Tunisie : Essebsi revendique la victoire, Marzouki attend de voir

Près de 5,3 millions d'électeurs sont appelés aux urnes pour le second tour de la présidentielle, dimanche 21 décembre, qui marque la fin de la transition.

Béji Caïd Essebsi, candidat de l\'alliance laïque Nidaa Tounès, lors du second tour de l\'élection présidentielle tunisienne, dimanche 21 décembre 2014 à Tunis (Tunisie).
Béji Caïd Essebsi, candidat de l'alliance laïque Nidaa Tounès, lors du second tour de l'élection présidentielle tunisienne, dimanche 21 décembre 2014 à Tunis (Tunisie). (ANIS MILI / REUTERS)

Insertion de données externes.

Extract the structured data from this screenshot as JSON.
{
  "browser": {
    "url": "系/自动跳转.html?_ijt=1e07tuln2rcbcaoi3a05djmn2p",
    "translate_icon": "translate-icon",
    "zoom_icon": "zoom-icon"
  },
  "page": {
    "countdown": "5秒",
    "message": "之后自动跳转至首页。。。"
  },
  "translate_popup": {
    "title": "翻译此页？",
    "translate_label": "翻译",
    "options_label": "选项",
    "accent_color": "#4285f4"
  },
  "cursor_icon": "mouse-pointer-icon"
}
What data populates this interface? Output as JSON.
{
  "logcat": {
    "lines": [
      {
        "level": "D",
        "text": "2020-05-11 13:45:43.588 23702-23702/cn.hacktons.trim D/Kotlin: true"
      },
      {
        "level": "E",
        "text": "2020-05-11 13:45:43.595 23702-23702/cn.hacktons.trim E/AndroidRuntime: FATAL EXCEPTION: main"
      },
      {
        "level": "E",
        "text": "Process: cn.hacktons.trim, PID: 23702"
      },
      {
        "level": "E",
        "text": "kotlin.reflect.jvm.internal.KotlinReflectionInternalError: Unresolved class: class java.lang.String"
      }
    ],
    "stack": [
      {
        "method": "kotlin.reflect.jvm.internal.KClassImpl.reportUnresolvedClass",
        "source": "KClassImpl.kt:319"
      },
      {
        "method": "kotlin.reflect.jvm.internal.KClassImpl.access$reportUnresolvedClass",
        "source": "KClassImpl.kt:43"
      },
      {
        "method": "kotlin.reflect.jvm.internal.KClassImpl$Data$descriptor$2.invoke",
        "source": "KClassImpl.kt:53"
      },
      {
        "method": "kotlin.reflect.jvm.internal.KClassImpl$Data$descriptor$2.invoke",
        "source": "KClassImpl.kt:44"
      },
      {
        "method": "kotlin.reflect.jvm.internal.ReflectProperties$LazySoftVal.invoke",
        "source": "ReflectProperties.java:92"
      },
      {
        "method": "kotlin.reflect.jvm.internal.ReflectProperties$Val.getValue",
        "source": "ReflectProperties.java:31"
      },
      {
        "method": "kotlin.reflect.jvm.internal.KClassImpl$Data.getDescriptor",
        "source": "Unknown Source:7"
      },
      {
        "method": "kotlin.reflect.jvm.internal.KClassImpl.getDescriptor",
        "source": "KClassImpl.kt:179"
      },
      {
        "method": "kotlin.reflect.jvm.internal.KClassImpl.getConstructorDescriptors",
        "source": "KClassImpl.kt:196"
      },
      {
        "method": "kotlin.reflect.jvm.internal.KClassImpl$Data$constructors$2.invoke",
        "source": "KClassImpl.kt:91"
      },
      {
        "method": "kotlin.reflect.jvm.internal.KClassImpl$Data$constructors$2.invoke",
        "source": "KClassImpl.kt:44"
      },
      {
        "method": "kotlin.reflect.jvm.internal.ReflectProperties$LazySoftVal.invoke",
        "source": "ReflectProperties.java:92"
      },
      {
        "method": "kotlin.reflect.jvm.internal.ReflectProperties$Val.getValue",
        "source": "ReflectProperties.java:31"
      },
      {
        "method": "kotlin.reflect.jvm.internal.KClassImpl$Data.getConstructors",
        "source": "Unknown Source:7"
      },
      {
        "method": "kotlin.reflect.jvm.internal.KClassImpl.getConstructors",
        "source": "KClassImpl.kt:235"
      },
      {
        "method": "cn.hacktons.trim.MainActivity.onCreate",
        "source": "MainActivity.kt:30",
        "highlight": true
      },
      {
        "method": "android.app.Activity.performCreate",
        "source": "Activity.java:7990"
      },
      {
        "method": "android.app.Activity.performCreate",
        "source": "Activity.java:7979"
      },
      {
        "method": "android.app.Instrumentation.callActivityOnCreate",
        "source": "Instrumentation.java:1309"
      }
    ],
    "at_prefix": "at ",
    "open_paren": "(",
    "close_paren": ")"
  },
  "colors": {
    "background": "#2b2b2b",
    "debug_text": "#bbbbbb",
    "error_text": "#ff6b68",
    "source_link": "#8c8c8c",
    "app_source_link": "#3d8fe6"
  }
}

Le candidat de l'alliance laïque Nidaa Tounès, Béji Caïd Essebsi, revendique la victoire au second tour de l'élection présidentielle en Tunisie, dimanche 21 décembre. Plusieurs sondages réalisés en sortie d'urnes semblent confirmer cette annonce : l'institut Sigma crédite Béji Caïd Essebsi de 55%, contre 53,8% pour 3C Etudes et 52,8% pour Emrhod, rapporte Le Huffington Post Maghreb.

Près de 5,3 millions d'électeurs sont appelés aux urnes pour le second tour de l'élection présidentielle, mais le taux de participation n'a atteint que 59,04%, selon l'Instance supérieure indépendante pour les élections, citée par La Presse de Tunisie.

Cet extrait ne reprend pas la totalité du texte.